3D Printing at the Science Museum

We’ve all heard that 3D printing is the future of product design, but where is this innovative technology going and what can we really do with it other than make brightly coloured plastic ornaments? I decided to check out the 3D: printing the future exhibition at the Science Museum for all the answers and more!

The most fascinating application I came across there was 3D printed medicine. Lee Cronin has a great TED talk on this. The future of this application could be an online database of chemical ‘blueprints’ for molecules that can be printed using chemical inks to create custom physical medicines, perfectly created for a specific use. This way, bespoke medicines can be manufactured with minimal wastage and using all the right ingredients very quickly. Being involved in projects here at JPC that are at the forefront of technology in the healthcare industry, it’s easy to imagine how quickly these types of applications will take off and provide real benefits to the industry in the not so distant future.

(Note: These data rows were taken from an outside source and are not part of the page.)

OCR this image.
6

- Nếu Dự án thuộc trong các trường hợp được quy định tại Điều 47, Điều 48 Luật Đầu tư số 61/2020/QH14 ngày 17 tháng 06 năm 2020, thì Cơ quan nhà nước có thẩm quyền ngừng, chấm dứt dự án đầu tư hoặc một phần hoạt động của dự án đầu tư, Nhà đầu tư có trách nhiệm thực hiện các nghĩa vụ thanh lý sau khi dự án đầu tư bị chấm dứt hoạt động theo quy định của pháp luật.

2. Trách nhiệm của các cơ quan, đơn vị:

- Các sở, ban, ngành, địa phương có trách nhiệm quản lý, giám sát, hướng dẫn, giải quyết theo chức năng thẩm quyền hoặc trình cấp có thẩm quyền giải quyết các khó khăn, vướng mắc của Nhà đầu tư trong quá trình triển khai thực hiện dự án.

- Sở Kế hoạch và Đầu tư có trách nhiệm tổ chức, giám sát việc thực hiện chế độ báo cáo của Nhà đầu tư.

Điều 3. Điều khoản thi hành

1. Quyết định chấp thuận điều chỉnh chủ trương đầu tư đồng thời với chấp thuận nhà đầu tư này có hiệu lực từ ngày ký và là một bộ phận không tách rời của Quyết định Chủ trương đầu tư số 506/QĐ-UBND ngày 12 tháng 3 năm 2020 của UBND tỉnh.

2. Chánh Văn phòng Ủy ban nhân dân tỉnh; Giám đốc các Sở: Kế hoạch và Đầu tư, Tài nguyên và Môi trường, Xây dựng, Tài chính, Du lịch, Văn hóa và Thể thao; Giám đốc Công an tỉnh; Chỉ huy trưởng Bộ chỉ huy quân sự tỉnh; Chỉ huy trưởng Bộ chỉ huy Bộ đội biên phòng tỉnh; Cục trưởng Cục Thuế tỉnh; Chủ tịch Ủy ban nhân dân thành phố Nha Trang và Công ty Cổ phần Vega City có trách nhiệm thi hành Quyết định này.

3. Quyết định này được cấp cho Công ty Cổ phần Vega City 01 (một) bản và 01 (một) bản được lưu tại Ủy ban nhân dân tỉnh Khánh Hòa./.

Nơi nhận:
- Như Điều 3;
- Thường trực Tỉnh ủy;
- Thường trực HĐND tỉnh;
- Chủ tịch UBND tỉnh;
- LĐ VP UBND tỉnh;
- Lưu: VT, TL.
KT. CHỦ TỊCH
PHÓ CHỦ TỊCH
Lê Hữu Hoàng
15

3D printing in metal also is really booming at the moment with projects aiming to build parts for jets, spacecraft and fusion technology. It allows for methods that were impossible with conventional production techniques such as layered assembly, allowing very intricate designs to be produced. An example of this is using honeycomb structures in the construction of car parts, making them much lighter than before and stronger at the same time. Again, 3D printing can be used to improve quality, reduce waste and save money – everything that manufacturing companies need in order to deliver better products at a lower cost in a highly competitive world.

At JPC we’re chomping at the bit to see how these kinds of technologies are evolving, how we can get on board to bring engaging 3D experiences to our clients and how it can transform all of our lives in various ways. To discover the huge variety of applications 3D printing has to offer for yourselves, check out the exhibition at the Science Museum. It’s there for a while, closing on 7th February 2015, you won’t be disappointed!